Tuesday 20 September 2016

CAN seeks foreign support for displaced persons

General Secretary of the Christian Association of Nigeria, Rev. Musa Asake
The Christian Association of Nigeria has pleaded with western countries and philanthropists across the world to rescue the country from the ongoing humanitarian crisis in Internally Displaced Persons’ camps.
The President of CAN, Dr. Samson Ayokunle, said this on Monday in Abuja during the opening ceremony of a two-day capacity building workshop with the theme, “Religious freedom in Northern and Central Nigeria.”
At the event, humanitarian groups currently working in northern Nigeria, the 21st Century Wilberforce Initiative and Stefanos Foundation, decried both the attacks by the Boko Haram terrorists and Fulani herdsmen, describing the situation as the “worst in the world.”

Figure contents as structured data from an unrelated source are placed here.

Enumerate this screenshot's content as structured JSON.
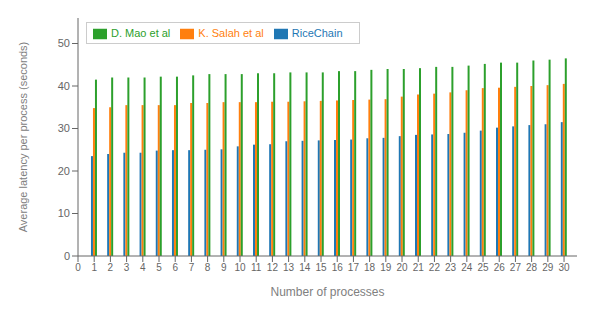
{
  "chart_data": {
    "type": "bar",
    "xlabel": "Number of processes",
    "ylabel": "Average latency per process (seconds)",
    "x": [
      1,
      2,
      3,
      4,
      5,
      6,
      7,
      8,
      9,
      10,
      11,
      12,
      13,
      14,
      15,
      16,
      17,
      18,
      19,
      20,
      21,
      22,
      23,
      24,
      25,
      26,
      27,
      28,
      29,
      30
    ],
    "series": [
      {
        "name": "RiceChain",
        "color": "#1f77b4",
        "values": [
          23.5,
          24.0,
          24.3,
          24.3,
          24.8,
          24.9,
          24.9,
          25.0,
          25.1,
          25.8,
          26.2,
          26.3,
          27.0,
          27.1,
          27.2,
          27.3,
          27.4,
          27.7,
          27.8,
          28.2,
          28.5,
          28.6,
          28.7,
          29.0,
          29.5,
          30.2,
          30.5,
          30.8,
          31.0,
          31.5
        ]
      },
      {
        "name": "K. Salah et al",
        "color": "#ff7f0e",
        "values": [
          34.8,
          35.0,
          35.5,
          35.5,
          35.5,
          35.5,
          36.0,
          36.0,
          36.2,
          36.2,
          36.2,
          36.3,
          36.3,
          36.4,
          36.5,
          36.6,
          36.7,
          36.8,
          36.9,
          37.5,
          38.0,
          38.2,
          38.5,
          39.0,
          39.5,
          39.6,
          39.8,
          40.0,
          40.2,
          40.5
        ]
      },
      {
        "name": "D. Mao et al",
        "color": "#2ca02c",
        "values": [
          41.5,
          42.0,
          42.0,
          42.0,
          42.2,
          42.2,
          42.5,
          42.8,
          42.8,
          42.8,
          43.0,
          43.0,
          43.2,
          43.2,
          43.2,
          43.5,
          43.5,
          43.8,
          44.0,
          44.0,
          44.2,
          44.5,
          44.5,
          44.8,
          45.2,
          45.5,
          45.5,
          46.0,
          46.2,
          46.5
        ]
      }
    ],
    "xlim": [
      0,
      30.8
    ],
    "xticks": [
      0,
      1,
      2,
      3,
      4,
      5,
      6,
      7,
      8,
      9,
      10,
      11,
      12,
      13,
      14,
      15,
      16,
      17,
      18,
      19,
      20,
      21,
      22,
      23,
      24,
      25,
      26,
      27,
      28,
      29,
      30
    ],
    "ylim": [
      0,
      56
    ],
    "yticks": [
      0,
      10,
      20,
      30,
      40,
      50
    ],
    "grid": false,
    "legend": "upper left"
  }
}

Ayokunle said despite regarding the situation in Nigeria as the worst in the world, the country had not received commensurate responses from the western nations.
The CAN President maintained that the victims “are human beings and need your and our assistance in order to bounce back to life again.”
He said, “This displacement is regarded today by many international bodies as the biggest humanitarian crisis or disaster in the world. The most disheartening thing about it is that it has not received substantial humanitarian response from the world, especially, the world’s most powerful nations as other disasters of smaller magnitude in other parts of the world.
“I am therefore calling on the world’s powerful nations to come to the aid of Nigeria in seeing the end of insurgency. Come to the aid of many victims of insurgency in many internally displaced people’s camps or homes who are naked, jobless, orphaned, maimed or widowed.”
Ayokunle said that many people had been hearing about the activities of terrorists in Nigeria without documented statistical idea of the impact of their activities.
He explained that the workshop was designed to intimate them about the gravity of the situation.
“This conference would afford us this opportunity and help us watch out against terrorism. This conference would as well help enable us to rise to the aid of victims of insurgency in many internally displaced people’s camps all over Nigeria,” Ayokunle said.
Speaking on their findings about the insurgency in the North, the Vice-President of the 21st Century Wilberforce Initiative, Dr. Elijah Brown, said, “What is unfolding in northern and central Nigeria is one of the gravest current humanitarian crises in the world.”
He added  that the terrorists’ activities were aided by the already existing foundational discrimination problems against ethnic and religious minorities in the North.
Brown called on the federal and state governments to ensure rule of law and religious freedom in their respective domains to promote peace and unity in the country.
He said, “Nigeria is a country on the verge of fracturing along religious fault lines. Ethnic and religious minorities in northern Nigeria are largely forgotten as they face systemic and systematic discrimination.
“Muslim and Christian communities in north-eastern Nigeria are profoundly and negatively impacted by the violence pursued by the Boko Haram sect. In the Middle Belt, Fulani herdsmen attacks are significantly escalating with the net effect that in the name of creating grazing territory, largely Christian Local Government Areas are being targeted and destroyed.
“If immediate action is not taken, religious minorities in northern Nigeria will continue to face policies and practices that seek to remove their very presence, while the violence of Boko Haram in the North-East will further compound one of the worst humanitarian crises in the world.
“At the same time, the accelerating aggression of Fulani herdsmen in the Middle Belt is threatening the heart of the country, creating one of the most significant security risks in West Africa, and solidifying religion as a primary identifier which will further destabilise and fracture Nigeria.”
Brown disclosed that over 2.1 million people had been displaced internally with about 2000 women, boys and girls adopted by the Boko Haram terrorist group since 2012.
While quoting a report he said; “As of December 2015, there are 2,152,000 Internally Displaced Persons (IDPs) in Nigeria – the third highest figure in Africa and the seventh in the world.